Nowadays, there are many online freelancing platforms and dozens of online courses that teach how to make online income. One of the biggest freelance portals that is worth mentioning is UpWork, a platform that facilities transactions between employers around the globe and job hunters. This site only approves the profile of skilled and qualified freelancers when they register. Personally, I signed up and had my first job after I took online courses, and honestly the request for skilled workers will restrict Somaliland youth from entering the market.

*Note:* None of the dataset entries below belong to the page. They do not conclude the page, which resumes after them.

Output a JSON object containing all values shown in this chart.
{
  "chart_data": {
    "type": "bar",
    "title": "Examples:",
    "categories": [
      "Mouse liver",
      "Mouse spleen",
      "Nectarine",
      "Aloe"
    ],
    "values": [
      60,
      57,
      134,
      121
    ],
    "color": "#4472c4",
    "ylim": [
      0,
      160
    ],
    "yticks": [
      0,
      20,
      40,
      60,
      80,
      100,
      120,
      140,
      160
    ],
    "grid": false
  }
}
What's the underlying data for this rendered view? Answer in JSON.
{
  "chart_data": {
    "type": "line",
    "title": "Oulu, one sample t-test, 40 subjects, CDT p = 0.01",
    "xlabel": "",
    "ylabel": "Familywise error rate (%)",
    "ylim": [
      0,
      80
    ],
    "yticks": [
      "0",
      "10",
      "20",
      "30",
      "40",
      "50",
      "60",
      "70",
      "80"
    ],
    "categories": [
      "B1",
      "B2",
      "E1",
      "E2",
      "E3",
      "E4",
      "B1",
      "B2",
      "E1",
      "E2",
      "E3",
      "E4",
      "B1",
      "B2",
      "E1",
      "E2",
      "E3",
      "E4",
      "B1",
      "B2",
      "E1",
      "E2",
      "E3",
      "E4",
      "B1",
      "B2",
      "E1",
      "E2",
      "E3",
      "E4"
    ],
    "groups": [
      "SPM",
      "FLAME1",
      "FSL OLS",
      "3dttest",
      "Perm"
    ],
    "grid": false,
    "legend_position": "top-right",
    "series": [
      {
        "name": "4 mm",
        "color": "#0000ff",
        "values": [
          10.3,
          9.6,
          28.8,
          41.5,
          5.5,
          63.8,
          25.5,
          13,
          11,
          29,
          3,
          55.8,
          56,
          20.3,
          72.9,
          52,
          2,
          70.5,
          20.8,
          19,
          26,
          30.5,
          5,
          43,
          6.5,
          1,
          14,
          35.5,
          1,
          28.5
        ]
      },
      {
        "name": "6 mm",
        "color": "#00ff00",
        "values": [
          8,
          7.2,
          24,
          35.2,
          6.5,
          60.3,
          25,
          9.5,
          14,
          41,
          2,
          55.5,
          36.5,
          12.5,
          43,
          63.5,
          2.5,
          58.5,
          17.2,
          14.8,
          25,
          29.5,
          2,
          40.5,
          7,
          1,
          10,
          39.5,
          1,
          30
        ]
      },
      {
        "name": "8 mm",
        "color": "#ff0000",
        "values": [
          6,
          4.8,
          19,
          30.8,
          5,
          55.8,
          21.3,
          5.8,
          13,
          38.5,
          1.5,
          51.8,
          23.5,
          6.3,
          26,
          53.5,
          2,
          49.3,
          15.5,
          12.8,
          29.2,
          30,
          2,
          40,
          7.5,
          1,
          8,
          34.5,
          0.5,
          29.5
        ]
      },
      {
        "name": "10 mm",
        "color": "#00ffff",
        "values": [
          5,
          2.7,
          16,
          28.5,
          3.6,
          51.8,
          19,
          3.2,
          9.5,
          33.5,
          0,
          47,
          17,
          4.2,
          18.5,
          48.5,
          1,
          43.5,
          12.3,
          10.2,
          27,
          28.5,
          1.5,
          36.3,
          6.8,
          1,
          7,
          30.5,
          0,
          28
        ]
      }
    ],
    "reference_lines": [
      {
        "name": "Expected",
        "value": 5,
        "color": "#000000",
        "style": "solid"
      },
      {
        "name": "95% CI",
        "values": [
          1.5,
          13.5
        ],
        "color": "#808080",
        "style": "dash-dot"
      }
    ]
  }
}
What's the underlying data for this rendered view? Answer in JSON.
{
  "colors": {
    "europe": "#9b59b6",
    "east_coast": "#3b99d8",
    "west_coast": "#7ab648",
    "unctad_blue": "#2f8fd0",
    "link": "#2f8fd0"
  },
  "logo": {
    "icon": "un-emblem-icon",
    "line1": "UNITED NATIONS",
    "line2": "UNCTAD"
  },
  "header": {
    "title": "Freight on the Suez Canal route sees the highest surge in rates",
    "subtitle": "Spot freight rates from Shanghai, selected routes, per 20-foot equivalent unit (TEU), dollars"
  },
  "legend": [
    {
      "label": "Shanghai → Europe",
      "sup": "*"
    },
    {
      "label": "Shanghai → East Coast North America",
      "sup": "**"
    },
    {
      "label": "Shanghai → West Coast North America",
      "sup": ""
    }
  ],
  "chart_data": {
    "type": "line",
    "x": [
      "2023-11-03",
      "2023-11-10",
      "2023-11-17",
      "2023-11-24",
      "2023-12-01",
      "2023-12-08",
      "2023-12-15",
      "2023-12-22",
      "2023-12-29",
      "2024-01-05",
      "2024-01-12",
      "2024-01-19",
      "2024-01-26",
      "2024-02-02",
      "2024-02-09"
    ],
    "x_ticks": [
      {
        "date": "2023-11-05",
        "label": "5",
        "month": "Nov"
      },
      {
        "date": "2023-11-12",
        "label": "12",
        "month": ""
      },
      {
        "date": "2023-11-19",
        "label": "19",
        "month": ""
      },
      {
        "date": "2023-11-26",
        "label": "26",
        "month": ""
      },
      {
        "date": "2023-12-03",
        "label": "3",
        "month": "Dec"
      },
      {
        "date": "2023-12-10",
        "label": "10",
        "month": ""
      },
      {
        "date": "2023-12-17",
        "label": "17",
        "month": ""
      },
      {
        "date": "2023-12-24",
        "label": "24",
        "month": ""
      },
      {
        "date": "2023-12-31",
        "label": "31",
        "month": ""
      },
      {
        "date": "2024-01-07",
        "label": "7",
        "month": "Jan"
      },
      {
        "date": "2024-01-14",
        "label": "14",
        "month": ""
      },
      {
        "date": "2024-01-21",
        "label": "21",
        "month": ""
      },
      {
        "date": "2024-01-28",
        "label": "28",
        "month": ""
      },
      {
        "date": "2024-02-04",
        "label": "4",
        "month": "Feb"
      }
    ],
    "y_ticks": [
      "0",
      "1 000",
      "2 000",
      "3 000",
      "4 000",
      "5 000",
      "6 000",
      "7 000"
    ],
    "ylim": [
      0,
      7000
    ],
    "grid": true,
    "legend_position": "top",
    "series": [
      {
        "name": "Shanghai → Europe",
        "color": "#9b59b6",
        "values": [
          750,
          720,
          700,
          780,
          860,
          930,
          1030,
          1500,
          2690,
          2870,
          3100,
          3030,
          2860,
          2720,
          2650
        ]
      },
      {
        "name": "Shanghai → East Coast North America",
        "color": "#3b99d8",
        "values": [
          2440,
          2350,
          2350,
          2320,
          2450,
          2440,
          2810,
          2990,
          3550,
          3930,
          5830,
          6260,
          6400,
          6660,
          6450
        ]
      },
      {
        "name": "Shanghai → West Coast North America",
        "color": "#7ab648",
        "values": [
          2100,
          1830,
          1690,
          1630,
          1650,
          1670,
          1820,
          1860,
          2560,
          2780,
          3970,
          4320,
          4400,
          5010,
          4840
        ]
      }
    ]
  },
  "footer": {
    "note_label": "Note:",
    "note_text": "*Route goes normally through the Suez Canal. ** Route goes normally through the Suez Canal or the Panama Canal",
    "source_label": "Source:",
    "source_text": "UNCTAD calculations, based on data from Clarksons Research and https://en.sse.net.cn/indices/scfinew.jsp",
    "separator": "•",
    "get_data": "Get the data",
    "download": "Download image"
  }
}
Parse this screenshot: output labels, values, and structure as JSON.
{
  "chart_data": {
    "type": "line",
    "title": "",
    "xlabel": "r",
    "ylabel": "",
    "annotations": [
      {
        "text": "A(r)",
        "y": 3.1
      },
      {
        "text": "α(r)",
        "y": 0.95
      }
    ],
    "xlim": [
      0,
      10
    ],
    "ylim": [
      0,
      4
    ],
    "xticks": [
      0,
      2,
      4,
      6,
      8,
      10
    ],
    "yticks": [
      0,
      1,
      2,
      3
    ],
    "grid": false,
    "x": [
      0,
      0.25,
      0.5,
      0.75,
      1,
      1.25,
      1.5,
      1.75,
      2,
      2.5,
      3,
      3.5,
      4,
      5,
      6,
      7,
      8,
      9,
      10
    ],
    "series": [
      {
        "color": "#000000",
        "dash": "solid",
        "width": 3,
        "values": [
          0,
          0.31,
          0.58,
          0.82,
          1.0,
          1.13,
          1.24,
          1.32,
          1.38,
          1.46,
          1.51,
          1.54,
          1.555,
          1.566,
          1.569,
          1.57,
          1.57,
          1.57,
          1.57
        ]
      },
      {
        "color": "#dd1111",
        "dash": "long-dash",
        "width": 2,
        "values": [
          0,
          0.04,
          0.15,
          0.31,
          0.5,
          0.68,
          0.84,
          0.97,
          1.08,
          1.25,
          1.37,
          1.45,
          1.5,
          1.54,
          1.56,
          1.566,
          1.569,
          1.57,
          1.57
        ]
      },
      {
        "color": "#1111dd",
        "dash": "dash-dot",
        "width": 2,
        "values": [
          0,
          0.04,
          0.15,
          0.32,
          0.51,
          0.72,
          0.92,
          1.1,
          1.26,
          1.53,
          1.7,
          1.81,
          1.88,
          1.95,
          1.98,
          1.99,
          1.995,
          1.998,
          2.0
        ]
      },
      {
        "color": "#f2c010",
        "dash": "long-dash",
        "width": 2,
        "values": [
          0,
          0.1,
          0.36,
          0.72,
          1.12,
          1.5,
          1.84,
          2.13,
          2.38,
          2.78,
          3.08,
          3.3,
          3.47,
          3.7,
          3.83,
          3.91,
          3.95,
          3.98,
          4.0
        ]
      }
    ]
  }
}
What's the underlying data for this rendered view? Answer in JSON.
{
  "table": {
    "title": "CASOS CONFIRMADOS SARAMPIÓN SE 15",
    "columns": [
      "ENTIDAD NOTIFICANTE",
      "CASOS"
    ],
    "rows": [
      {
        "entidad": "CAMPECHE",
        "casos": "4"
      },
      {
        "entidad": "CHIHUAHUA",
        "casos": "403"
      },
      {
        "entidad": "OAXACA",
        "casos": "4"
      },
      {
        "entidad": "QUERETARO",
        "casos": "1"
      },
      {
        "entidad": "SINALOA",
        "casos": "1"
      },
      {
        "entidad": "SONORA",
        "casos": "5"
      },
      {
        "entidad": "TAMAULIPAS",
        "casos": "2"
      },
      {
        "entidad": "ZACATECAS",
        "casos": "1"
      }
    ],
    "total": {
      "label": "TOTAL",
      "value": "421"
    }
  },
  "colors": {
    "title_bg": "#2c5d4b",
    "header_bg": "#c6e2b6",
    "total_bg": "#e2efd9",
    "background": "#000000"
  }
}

We can’t compare local job market with the international job markets. Challenges ahead of the Somali youth are quite threatening. We don’t have a payment system that directly transfers money to our local banks. Somali youth are likely to face language barriers. They need training on how they can sell their skills in international job markets. They need to acquire the skills needed to compete for online jobs. On the other hand, companies should also use such sites to create solutions for their business activities.
As a successful online freelancer, I saw the gap between the market supply and the online market demand. As such, I started WeFreelance as an effort to bridge the gap between the local and international job markets. I introduce online freelancing to university graduates despite their faculty, help them write their profile and connect them with clients. There are many things we can do with regard to connecting our youth with international job markets and creating more job opportunities. I think educational institutes should produce qualified students. I think the government should control and monitor the quality of those institutions. I think skills training centers should be opened with high-speed internet and laptops to train and provide a working space for freelancers. Companies can also find solutions to their problems by entering these online markets, or we can attract foreign companies to come to Somaliland through such portals.
As the job market in Somaliland fails to provide job opportunities to most of university graduates, more graduates will try to start their own freelance business. Those businesses will mainly depend on the internet as the offline business expenses is hard to afford by fresh graduates; as such more enabling environment is needed to boost digital economy activities in the country.
Yasmin Ali Gedi, a Somali national, is a winner of the World Bank Africa 2019 Blog4Dev regional competition.